The major antibiotic used in consumer soaps is triclosan, which functions primarily against gram-positive bacteria. Triclosan works by inhibiting the enoyl-acyl carrier protein reductase step in bacterial fatty acid synthesis. There is substantial laboratory evidence that bacteria can evolve resistance to this antibiotic. Two different mechanisms of triclosan resistance have been observed. One involves the increased expression of a multidrug efflux pump, and the second involves missense mutations in the enoyl-acyl reductase protein targeted by the antibiotic. The significance of these laboratory observations is supported by an observed increase in the triclosan minimal inhibitory concentration (MIC) for environmentally isolated bacteria (Antimicrob. Agents Chemother. 48, 2973–2979, 2004). This increased resistance could pose a significant problem for the effectiveness of these soaps in health-care settings.

Even more troubling is the possibility that resistance to antibiotics used in soaps and other household products would result in resistance to clinically used antibiotics. In laboratory experiments, both mechanisms of triclosan resistance have been linked to cross-resistance to therapeutically important antibiotics (Arch. Dermatol. 138, 1082–1086, 2002). It is important to note, though, that although this cross-resistance has been observed in laboratory settings, there has as yet been no evidence of it occurring in the community.
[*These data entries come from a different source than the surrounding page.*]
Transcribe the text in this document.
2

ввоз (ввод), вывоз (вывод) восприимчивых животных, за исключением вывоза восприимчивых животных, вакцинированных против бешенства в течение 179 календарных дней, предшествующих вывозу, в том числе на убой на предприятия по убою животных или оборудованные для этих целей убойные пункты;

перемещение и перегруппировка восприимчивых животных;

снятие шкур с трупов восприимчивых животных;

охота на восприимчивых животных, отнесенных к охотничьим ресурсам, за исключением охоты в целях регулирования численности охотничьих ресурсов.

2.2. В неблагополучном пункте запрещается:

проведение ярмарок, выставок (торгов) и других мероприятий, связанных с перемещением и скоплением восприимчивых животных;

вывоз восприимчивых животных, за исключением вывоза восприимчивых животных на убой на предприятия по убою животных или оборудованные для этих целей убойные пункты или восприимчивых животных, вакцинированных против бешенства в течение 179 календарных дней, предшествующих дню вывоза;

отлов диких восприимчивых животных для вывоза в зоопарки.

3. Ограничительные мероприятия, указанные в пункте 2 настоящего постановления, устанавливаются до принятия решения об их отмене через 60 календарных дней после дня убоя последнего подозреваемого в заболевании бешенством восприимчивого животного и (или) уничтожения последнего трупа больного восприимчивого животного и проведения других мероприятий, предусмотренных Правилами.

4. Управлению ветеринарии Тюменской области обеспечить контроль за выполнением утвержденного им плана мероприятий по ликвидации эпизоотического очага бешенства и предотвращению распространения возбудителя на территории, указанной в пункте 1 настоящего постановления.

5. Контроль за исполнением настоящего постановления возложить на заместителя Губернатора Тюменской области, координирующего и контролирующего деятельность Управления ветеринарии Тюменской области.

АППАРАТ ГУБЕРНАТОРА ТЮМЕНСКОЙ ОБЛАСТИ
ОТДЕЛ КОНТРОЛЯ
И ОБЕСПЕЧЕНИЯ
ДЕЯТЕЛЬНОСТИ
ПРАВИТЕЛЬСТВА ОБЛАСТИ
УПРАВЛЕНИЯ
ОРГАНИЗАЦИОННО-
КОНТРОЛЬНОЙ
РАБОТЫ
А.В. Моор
It is clear from the information presented at the FDA's October meeting (http://www.fda.gov/ohrms/dockets/ac/cder05.html#NonprescriptionDrugs) that additional research is needed into both the effectiveness and the safety of consumer antibacterial products. The efficacy of antibiotics in soaps for both bacterial reduction and preventing illness has been addressed in only a few studies. This has not provided enough information to make conclusions about a number of important questions, including the benefits of antibiotic-containing soap in different settings (for instance, day care facilities and schools) and for different types of infections. In addition, given the rise in antibiotic resistance, it is also critically important to gain scientific insight into the potential development of cross-resistance between the antibiotics in consumer products and therapeutic antibiotics.

In light of the rigorous standards for FDA drug approval, it is surprising that antibacterial consumer products are not currently required to meet an FDA standard prior to product release. Hopefully, the information presented at this meeting will spur the FDA to adopt final guidelines for these products and then to enforce them. However, until antibiotic-containing soaps are shown to prevent illness and not promote resistance, the sensible course of action may be to stick with old-fashioned soap.